Mood-Bench: a multi-domain out-of-distribution safety benchmark for LLMs.

These details have not been verified by PyPI

Project description

MOOD Bench

A multi-domain out-of-distribution safety benchmark for LLMs.

Introduction
Installation
Usage
Code structure overview
Further issues and questions

Introduction

MOOD Bench (Misalignment out-of-distribution benchmark) measures how well safety monitors generalize beyond the data they were trained on. MOOD is built to evaluate monitors that are trained on a specific restricted training split. Models are embedded as part of monitoring pipelines, and each pipeline is calibrated on a small set of in-distribution conversations (helpful, harmless, function-calling) and then evaluated on diverse out-of-distribution unsafe behaviors — jailbreaking, sycophancy, scheming, insecure code, controlling responses, missing or inappropriate function calls, etc.

Installation

Installing from PyPI

pip install mood-bench

# With vLLM support (recommended for the instruction-tuned pipeline)
pip install mood-bench[vllm]

Building from source

Clone the repo:

git clone https://github.com/Dylan102938/mood-bench.git
cd mood-bench

Using uv (recommended):

uv venv
uv sync

Or with pip:

pip install -e ".[vllm]"

Verifying installation

Run the CLI without arguments to confirm the mood entry point is on your path:

mood --help

To run the unit tests:

uv run pytest tests/test_cli.py tests/test_analysis.py

End-to-end tests that pull real adapters and require a GPU live under tests/e2e/:

uv run pytest tests/e2e/ -m gpu

Usage

Running the built-in pipelines

The mood CLI exposes one subcommand per built-in pipeline under mood bench and a separate mood analyze for post-hoc analysis.

Guard model — a sequence-classification model with a binary safe/unsafe head, optionally with a LoRA adapter.
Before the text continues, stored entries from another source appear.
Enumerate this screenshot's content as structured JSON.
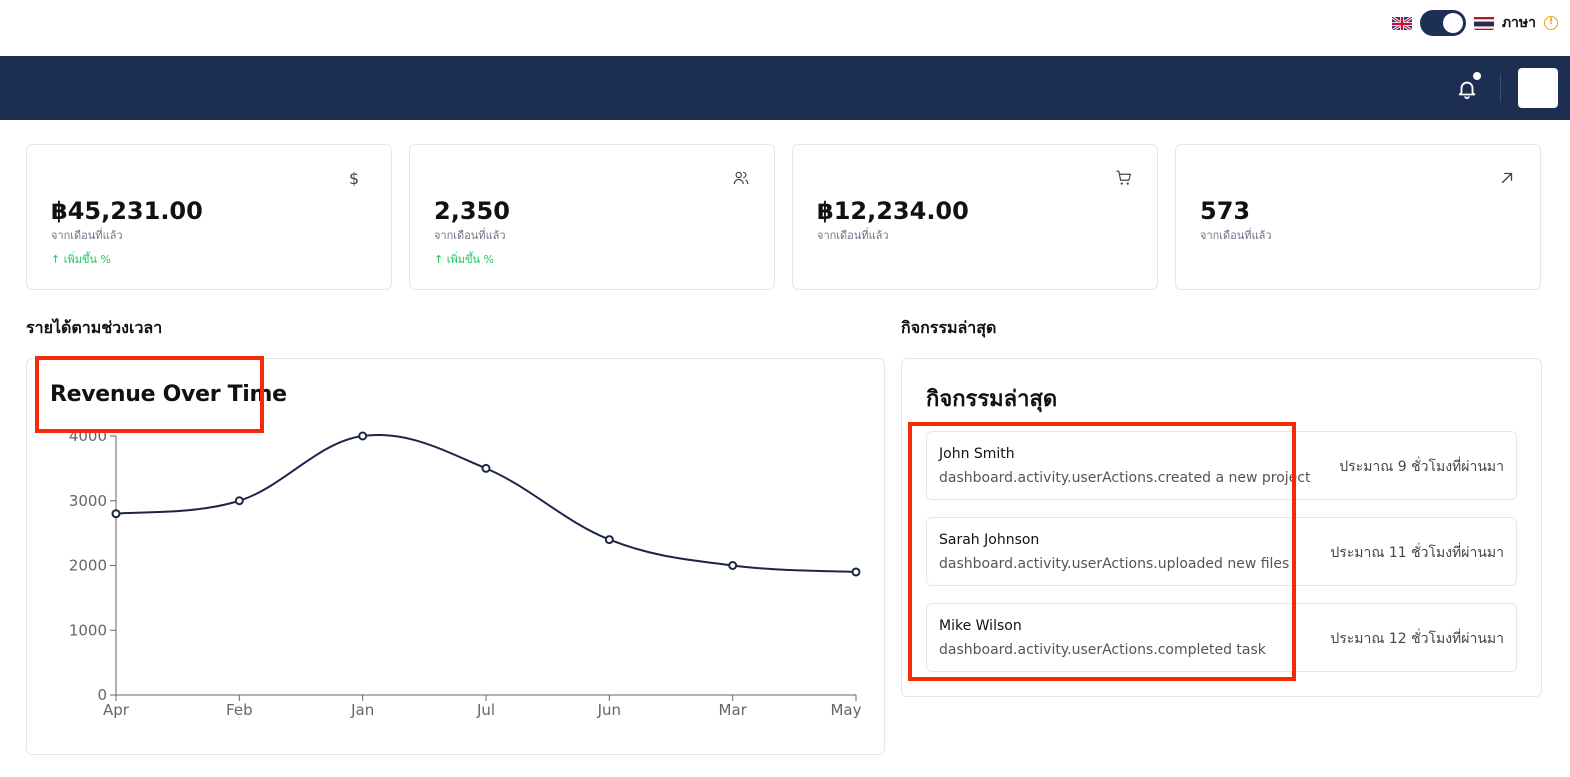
{
  "language": {
    "label": "ภาษา",
    "warning_symbol": "!"
  },
  "header": {
    "notification_icon": "bell-icon"
  },
  "stats": [
    {
      "icon": "dollar-icon",
      "icon_glyph": "$",
      "value": "฿45,231.00",
      "sub": "จากเดือนที่แล้ว",
      "trend": "↑ เพิ่มขึ้น %"
    },
    {
      "icon": "users-icon",
      "value": "2,350",
      "sub": "จากเดือนที่แล้ว",
      "trend": "↑ เพิ่มขึ้น %"
    },
    {
      "icon": "cart-icon",
      "value": "฿12,234.00",
      "sub": "จากเดือนที่แล้ว"
    },
    {
      "icon": "arrow-up-right-icon",
      "value": "573",
      "sub": "จากเดือนที่แล้ว"
    }
  ],
  "revenue_section": {
    "heading": "รายได้ตามช่วงเวลา"
  },
  "activity_section": {
    "heading": "กิจกรรมล่าสุด",
    "card_title": "กิจกรรมล่าสุด"
  },
  "activities": [
    {
      "name": "John Smith",
      "action": "dashboard.activity.userActions.created a new project",
      "time": "ประมาณ 9 ชั่วโมงที่ผ่านมา"
    },
    {
      "name": "Sarah Johnson",
      "action": "dashboard.activity.userActions.uploaded new files",
      "time": "ประมาณ 11 ชั่วโมงที่ผ่านมา"
    },
    {
      "name": "Mike Wilson",
      "action": "dashboard.activity.userActions.completed task",
      "time": "ประมาณ 12 ชั่วโมงที่ผ่านมา"
    }
  ],
  "chart_data": {
    "type": "line",
    "title": "Revenue Over Time",
    "categories": [
      "Apr",
      "Feb",
      "Jan",
      "Jul",
      "Jun",
      "Mar",
      "May"
    ],
    "values": [
      2800,
      3000,
      4000,
      3500,
      2400,
      2000,
      1900
    ],
    "yticks": [
      0,
      1000,
      2000,
      3000,
      4000
    ],
    "ylim": [
      0,
      4000
    ],
    "line_color": "#1c2548",
    "grid": false
  },
  "colors": {
    "navy": "#1c2f52",
    "trend_up": "#22c55e",
    "highlight": "#f52a0a"
  }
}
The mood-bench-released guard adapters output a safety score (higher = more safe), so pass --predict-safe to invert it for AUROC:

mood bench guard \
    --model-id google/gemma-2-2b \
    --adapter-id mood-bench/gemma-2-2b-guard \
    --output-dir results/gemma-2-2b-guard \
    --batch-size 8 \
    --max-length 2048 \
    --predict-safe

Perplexity — token-level negative log-likelihood under a causal LM, with optional LoRA adapter merged on top:

mood bench perplexity \
    --model-id google/gemma-2-2b \
    --adapter-id mood-bench/gemma-2-2b-causal-lm \
    --output-dir results/perplexity \
    --batch-size 8 \
    --max-length 2048

Mahalanobis distance — fits a Gaussian on safe in-distribution hidden states and scores each test sample by its distance from that distribution. Stats are cached under --stats-cache-dir so subsequent runs are fast:

mood bench mahalanobis \
    --model-id google/gemma-2-2b \
    --adapter-id mood-bench/gemma-2-2b-guard \
    --pooling cls \
    --stats-cache-dir mahalanobis-stats/ \
    --output-dir results/mahalanobis \
    --batch-size 4 \
    --max-length 2048

Instruction-tuned judge — an instruction-tuned LLM asked to score each sample. Uses vLLM if installed, falls back to transformers:

mood bench instruction-tuned \
    --model-id meta-llama/Meta-Llama-3-8B-Instruct \
    --grading-type alignment \
    --num-few-shot 3 \
    --output-dir results/instruction-tuned

Every mood bench subcommand accepts a common set of flags (--use-mini for a quick sanity-check subset, --domains to evaluate a subset of misaligned settings, --no-figures to skip plots, -v for verbose output, etc.). Run mood bench <pipeline> --help for the full list.

Each run writes a versioned directory under --output-dir containing results.jsonl (per-sample scores), analysis.json (group-level AUROC and TPR@FPR), and per-group score_hist.png / auroc.png figures.

Analyzing pre-scored results

mood analyze consumes one or more results.jsonl files (the format produced by mood bench) and re-runs the metric / figure step, optionally aggregating across multiple results datasets.

Single run:

mood analyze results/guard/results.jsonl --output-dir reports/guard

Combining multiple monitors with an aggregator (min / mean / lambda):

mood analyze \
    results/guard/results.jsonl \
    results/perplexity/results.jsonl \
    --aggregator lambda \
    --anchor-index 0 \
    --output-dir reports/guard+ppl

For an ensemble of identical-architecture guard runs, take the min:

mood analyze \
    results/guard-particle-0/results.jsonl \
    results/guard-particle-1/results.jsonl \
    results/guard-particle-2/results.jsonl \
    --aggregator min \
    --output-dir reports/guard-ensemble

Running your own pipelines

The CLI is a thin wrapper around the mood_bench Python API. To plug in your own monitors, implement the Pipeline protocol — any callable that maps a list of conversation strings to a (scores, metadata) tuple — and hand it to mood_bench():

from mood_bench import mood_bench, GuardModelPipeline, load_tokenizer
from transformers import AutoModelForSequenceClassification

tokenizer = load_tokenizer("mood-bench/gemma-2-2b-guard")
model = AutoModelForSequenceClassification.from_pretrained(
    "google/gemma-2-2b", dtype="bfloat16"
)

results, report = mood_bench(
    pipelines=GuardModelPipeline(model, tokenizer, unsafe_label_index=1),
    output_dir="results/my-guard",
    eval_batch_size=8,
    max_length=2048,
    predict_safe=True,
)
print(report["groups"]["overall"])

mood_bench(...) returns the scored Dataset and a metrics report dict. Passing output_dir=None skips disk writes and returns everything in-memory.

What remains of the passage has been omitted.